From Minimum Cut to Submodular Minimization: Leveraging the Decomposable Structure
||Friday, October 28, 2016
||10:30am - 11:30am
||D344 LSRC, Duke
Submodular function minimization is a fundamental optimization problem that arises in several applications in machine learning and computer vision. The problem is known to be solvable in polynomial time, but general purpose algorithms have high running times and are unsuitable for large-scale problems. Recent work aims to obtain very practical algorithms for minimizing functions that are sums of "simple" functions. This class of functions provides an important bridge between functions with a rich combinatorial structure -- notably, the cut function of agraph -- and general submodular functions, and it brings along powerful combinatorial structure reminiscent of graphs as well as a fair bit of modeling power that greatly expands its applications. In this talk, we describe recent progress on designing very efficient algorithms for minimizing decomposable functions and understanding their combinatorial structure.
This talk is based on joint work with Huy Nguyen (Northeastern University) and Laszlo Vegh (London School of Economics).

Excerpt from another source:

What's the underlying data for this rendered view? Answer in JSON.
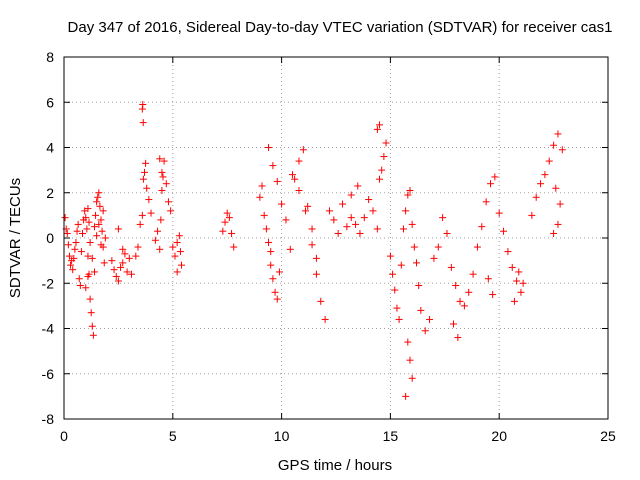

Alina Ene is an assistant professor in the Computer Science department at Boston University. Her research interests include the design and analysis of algorithms, the mathematical aspects of combinatorial optimization topics such as submodularity and graphs, and their applications to machine learning. Prior to joining BU, she was an Assistant Professor at the University of Warwick, a Faculty Fellow at the Alan Turing Institute for Data Science, and a postdoc in the Center for Computational Intractability at Princeton University. Alina obtained her PhD in Computer Science from the University of Illinois at Urbana-Champaign in 2013 under the supervision of Chandra Chekuri.